The agency’s December Global Trade Update expects the US$2.2 trillion increase to comprise about US$1.5 trillion in goods and US$750 billion in services.
In 2026, however, “global trade growth is expected to be more muted as slowing global economic growth, geopolitical fragmentation, continued policy uncertainty, and heightened vulnerability weigh on trade activity”, the report says.
“In addition, rising trade costs contribute to an outlook marked by caution.
“While import demand in some consumer-driven markets and sectors, such as digital technologies and environmental industries, may provide some support, these factors are unlikely to fully offset weaker economic momentum and rising trade frictions.”
On the other hand, sentiment towards trade is “broadly supportive” in many developing regions, which could result in further expansion of intra-regional and South–South trade.
East Asia, Africa fuel growth
In the nine months to September, East Asia and Africa were the main drivers of global trade. Among major importers, US imports remained strong but Chinese imports lagged.
In September alone, trade in goods was mixed, with Brazil, South Korea and South Africa posting strong growth, while Japan and the United States saw weaker performances.
“In China, imports rose, but export growth stalled, even though the country remained the top exporter on a 12-month basis,” the report says.
Services trade was also mixed in the third quarter. Exports grew strongly in China and South Korea, but fell slightly in Japan. Imports expanded notably in Brazil and India.
Over the previous 12 months, services trade remained robust across major economies, with China and India leading in export growth.
Shift in trade patterns
The UN agency says the third-quarter data indicate a “shift in global trade growth patterns” with increased growth between politically close countries that remains above historical averages.

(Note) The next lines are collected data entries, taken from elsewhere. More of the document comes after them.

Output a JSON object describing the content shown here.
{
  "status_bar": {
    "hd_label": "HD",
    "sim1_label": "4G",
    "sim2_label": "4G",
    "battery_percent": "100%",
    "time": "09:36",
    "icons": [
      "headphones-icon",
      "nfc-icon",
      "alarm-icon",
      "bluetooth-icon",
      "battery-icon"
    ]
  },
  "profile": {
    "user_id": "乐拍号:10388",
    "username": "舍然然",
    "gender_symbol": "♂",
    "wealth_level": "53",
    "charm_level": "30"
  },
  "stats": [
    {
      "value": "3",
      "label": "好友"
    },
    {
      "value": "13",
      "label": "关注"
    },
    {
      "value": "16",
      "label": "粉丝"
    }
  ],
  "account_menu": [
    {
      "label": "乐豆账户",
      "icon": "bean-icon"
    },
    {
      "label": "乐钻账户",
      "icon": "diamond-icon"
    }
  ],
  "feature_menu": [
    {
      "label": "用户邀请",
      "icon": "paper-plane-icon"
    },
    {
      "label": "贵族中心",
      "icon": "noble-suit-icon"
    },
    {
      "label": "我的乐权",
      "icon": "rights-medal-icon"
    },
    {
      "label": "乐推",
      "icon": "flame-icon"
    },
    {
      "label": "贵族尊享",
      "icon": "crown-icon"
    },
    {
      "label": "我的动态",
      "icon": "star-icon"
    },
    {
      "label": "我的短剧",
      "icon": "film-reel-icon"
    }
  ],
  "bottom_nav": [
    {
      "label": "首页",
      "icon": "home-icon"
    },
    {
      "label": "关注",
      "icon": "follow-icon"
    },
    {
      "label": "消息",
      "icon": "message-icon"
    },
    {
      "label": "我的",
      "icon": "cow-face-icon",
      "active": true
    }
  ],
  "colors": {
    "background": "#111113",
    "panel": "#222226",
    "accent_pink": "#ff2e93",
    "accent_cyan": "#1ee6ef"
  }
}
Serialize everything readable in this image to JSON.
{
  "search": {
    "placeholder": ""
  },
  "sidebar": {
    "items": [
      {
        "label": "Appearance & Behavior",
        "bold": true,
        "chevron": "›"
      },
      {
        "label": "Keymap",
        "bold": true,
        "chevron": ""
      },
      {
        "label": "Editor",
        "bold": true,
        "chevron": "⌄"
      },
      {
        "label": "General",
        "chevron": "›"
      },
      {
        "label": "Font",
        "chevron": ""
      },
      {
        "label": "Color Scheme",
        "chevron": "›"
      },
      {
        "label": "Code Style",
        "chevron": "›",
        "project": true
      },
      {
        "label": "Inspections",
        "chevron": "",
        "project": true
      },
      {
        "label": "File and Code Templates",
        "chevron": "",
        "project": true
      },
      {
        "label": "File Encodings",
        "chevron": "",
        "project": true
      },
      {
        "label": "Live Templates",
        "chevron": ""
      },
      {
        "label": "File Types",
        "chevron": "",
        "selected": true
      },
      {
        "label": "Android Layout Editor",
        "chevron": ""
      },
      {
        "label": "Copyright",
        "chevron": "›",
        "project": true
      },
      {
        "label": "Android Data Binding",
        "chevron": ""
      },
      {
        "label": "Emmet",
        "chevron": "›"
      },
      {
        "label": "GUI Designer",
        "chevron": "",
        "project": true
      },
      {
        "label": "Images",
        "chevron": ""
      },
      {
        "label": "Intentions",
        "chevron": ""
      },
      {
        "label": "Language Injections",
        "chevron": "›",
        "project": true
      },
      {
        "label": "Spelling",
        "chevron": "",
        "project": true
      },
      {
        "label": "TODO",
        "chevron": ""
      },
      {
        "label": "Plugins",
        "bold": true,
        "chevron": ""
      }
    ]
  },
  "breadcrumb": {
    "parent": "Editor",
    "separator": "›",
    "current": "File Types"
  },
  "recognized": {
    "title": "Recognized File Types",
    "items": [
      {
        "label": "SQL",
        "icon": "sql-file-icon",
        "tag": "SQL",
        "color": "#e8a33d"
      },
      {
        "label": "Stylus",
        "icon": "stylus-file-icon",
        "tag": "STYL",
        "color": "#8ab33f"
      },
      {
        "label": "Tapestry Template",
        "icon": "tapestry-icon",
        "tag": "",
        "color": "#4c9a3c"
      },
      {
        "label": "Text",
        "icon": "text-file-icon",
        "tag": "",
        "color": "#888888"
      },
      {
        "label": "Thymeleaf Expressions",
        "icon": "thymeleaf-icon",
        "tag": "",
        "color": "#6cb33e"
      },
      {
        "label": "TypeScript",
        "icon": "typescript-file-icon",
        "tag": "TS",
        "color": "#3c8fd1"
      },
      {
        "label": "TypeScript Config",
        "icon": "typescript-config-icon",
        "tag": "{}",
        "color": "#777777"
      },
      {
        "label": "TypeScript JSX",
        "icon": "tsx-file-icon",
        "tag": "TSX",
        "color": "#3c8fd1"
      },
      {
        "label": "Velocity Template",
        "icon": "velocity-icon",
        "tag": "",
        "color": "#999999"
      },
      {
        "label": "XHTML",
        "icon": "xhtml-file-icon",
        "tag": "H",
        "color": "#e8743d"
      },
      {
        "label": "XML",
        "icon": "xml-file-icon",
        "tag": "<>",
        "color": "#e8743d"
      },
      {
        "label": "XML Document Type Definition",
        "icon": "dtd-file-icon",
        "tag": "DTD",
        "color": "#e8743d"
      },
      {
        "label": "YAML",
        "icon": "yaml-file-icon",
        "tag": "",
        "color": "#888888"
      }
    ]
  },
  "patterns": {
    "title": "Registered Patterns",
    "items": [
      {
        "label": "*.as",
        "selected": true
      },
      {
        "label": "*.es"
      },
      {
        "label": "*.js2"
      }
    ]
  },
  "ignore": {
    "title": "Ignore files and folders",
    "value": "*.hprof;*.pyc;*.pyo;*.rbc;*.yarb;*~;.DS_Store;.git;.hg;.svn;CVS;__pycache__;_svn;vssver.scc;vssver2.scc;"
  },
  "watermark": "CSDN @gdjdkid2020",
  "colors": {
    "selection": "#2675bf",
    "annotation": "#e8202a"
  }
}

“Meanwhile, near-shoring, although still below historical averages, has shown improvement, suggesting slightly stronger trade growth between geographically close countries,” it says.
“Geo-economic factors continue to play a significant role in shaping key bilateral trade patterns. These dynamics have had a substantial impact on trade between major economies and on their relationships with other partners.
“However, some of these shifts have been stabilizing. For instance, over the past 12 months, trade interdependence between China and the United States has changed little, while more significant changes have occurred among some of their respective trading partners.”
Sectoral breakdowns
By sector, agricultural trade rose strongly in the September quarter. Manufacturing trade also recorded significant gains, particularly non-electrical machinery as well as iron and steel products. But trade in natural resources was more subdued.
Over the previous 12 months, trade in fossil fuels fell sharply while renewable energy trade was mixed – wind and battery-related goods expanded but trade in solar products and critical minerals fell.
“Overall, trade in renewables remained volatile, influenced by market dynamics and policy incentives,” the report says.
Electronics trade, meanwhile, outperformed manufacturing averages in the September quarter, partly driven by rising demand related to artificial intelligence.
But the auto sector continued to decline, with growth mainly driven by hybrid vehicles.